2. Hong Kong and Japan
In Hong Kong the prisoners were fed on milled rice and peptic ulcer symptoms and perforations were prominent. However, after two years a large proportion of the prisoners were transferred to Japan itself and here an important change occurred in the diet, the prisoners being given either a mixture of unmilled grains (including barley and millet), called the 'Korean mixture', or red (unmilled) rice. On this diet peptic ulcer symptoms and perforations, for practical purposes, vanished, no case being seen in Tokyo in some 6000 prisoners for over one year, and only I case being seen in Kobe and Osaka amongst 7000-8000 prisoners during the same period.  Meanwhile among the native Japanese population, which was largely fed on highly milled rice, the incidence of the disease quietly doubled.
Of one thing the medical officers were very confident: the dramatic improvement in ulcer symptoms and perforations in Japan, on the 'Korean mixture', was certainly not due to the appearance in the food of the C vitamin or other protective factor of this type. For in the Hong Kong camps there was never any lack of green vegetables, such as cabbage, which the medical officers, like the other prisoners, themselves helped to grow (largely assisted by the rather primitive drainage system present in these camps), whilst in Japan such green vegetables, though adequate, were, as the author's main work on Peptic Ulcer sets out, considerably reduced.
It may be added that during the above period Tokyo was almost completely destroyed by the U.S. B29's, and extensive damage was done to Kobe and Osaka.
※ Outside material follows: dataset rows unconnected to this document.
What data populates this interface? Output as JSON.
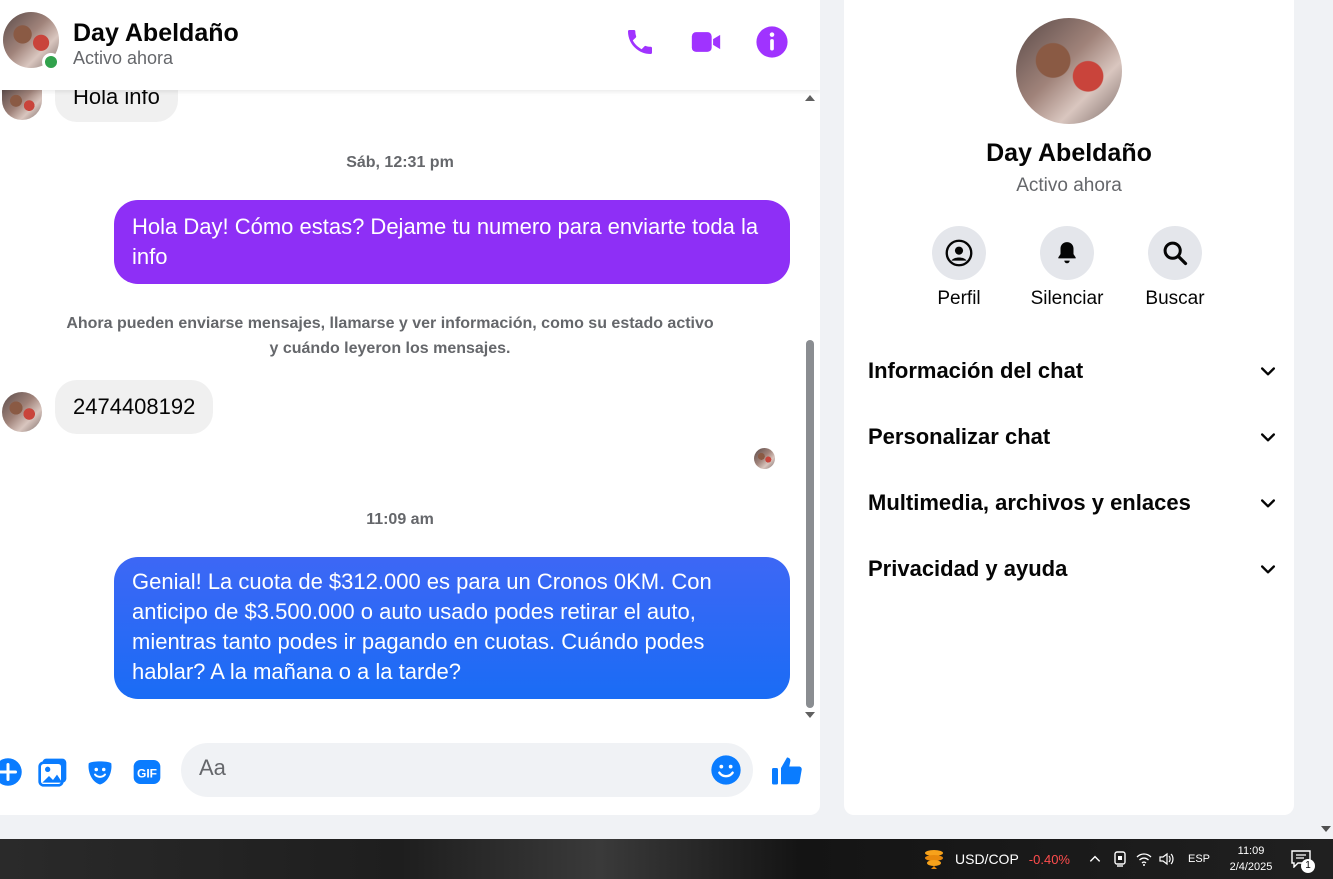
{
  "header": {
    "contact_name": "Day Abeldaño",
    "status": "Activo ahora"
  },
  "messages": {
    "first_incoming": "Hola info",
    "ts_1": "Sáb, 12:31 pm",
    "out_1": "Hola Day! Cómo estas? Dejame tu numero para enviarte toda la info",
    "system_note": "Ahora pueden enviarse mensajes, llamarse y ver información, como su estado activo y cuándo leyeron los mensajes.",
    "in_number": "2474408192",
    "ts_2": "11:09 am",
    "out_2": "Genial! La cuota de $312.000 es para un Cronos 0KM. Con anticipo de $3.500.000 o auto usado podes retirar el auto, mientras tanto podes ir pagando en cuotas. Cuándo podes hablar? A la mañana o a la tarde?"
  },
  "composer": {
    "placeholder": "Aa"
  },
  "info_panel": {
    "name": "Day Abeldaño",
    "status": "Activo ahora",
    "actions": [
      {
        "label": "Perfil",
        "icon": "profile-icon"
      },
      {
        "label": "Silenciar",
        "icon": "bell-icon"
      },
      {
        "label": "Buscar",
        "icon": "search-icon"
      }
    ],
    "sections": [
      {
        "label": "Información del chat"
      },
      {
        "label": "Personalizar chat"
      },
      {
        "label": "Multimedia, archivos y enlaces"
      },
      {
        "label": "Privacidad y ayuda"
      }
    ]
  },
  "taskbar": {
    "ticker_label": "USD/COP",
    "ticker_change": "-0.40%",
    "language": "ESP",
    "time": "11:09",
    "date": "2/4/2025",
    "notification_count": "1"
  },
  "colors": {
    "accent": "#a033ff",
    "purple_bubble": "#8e2ff6",
    "blue_bubble": "#1a6cf5",
    "online": "#31a24c",
    "negative": "#ff4d4d"
  }
}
In the raids on London and other English cities a big rise in perforated ulcers occurred, [1, 16] as already described, which is in striking contrast to what happened in the Japanese camps. Quite clearly this difference cannot be explained by any form of stress argument.
The above key evidence from the Japanese prisoner-of-war camps was carefully recorded  by the author's brother, Surgeon-Captain H. L. Cleave, F.R.C.S., who was himself a prisoner and was in surgical charge of most of the prisoners, both in Hong Kong and Tokyo, and to whom the author is indebted for this and much other help in the preparation of the present volume.
3. Dutch East Indies
The Japanese prison camps in this area were investigated by a Dutch medical team in 1945-6, sent out by the Netherlands Red Cross, a full report of whose findings is published. In this report the rarity of peptic ulceration is noted -- these prisoners were nearly all fed on red, unmilled rice. 
It will be noticed that in spite of other variables in these camps, which tend to cancel each other out, the thread of relationship between the incidence of ulcer and the consumption of refined protein-stripped carbohydrates runs unbroken through all of them, just as it was shown to do in the preceding section on the geographical incidence.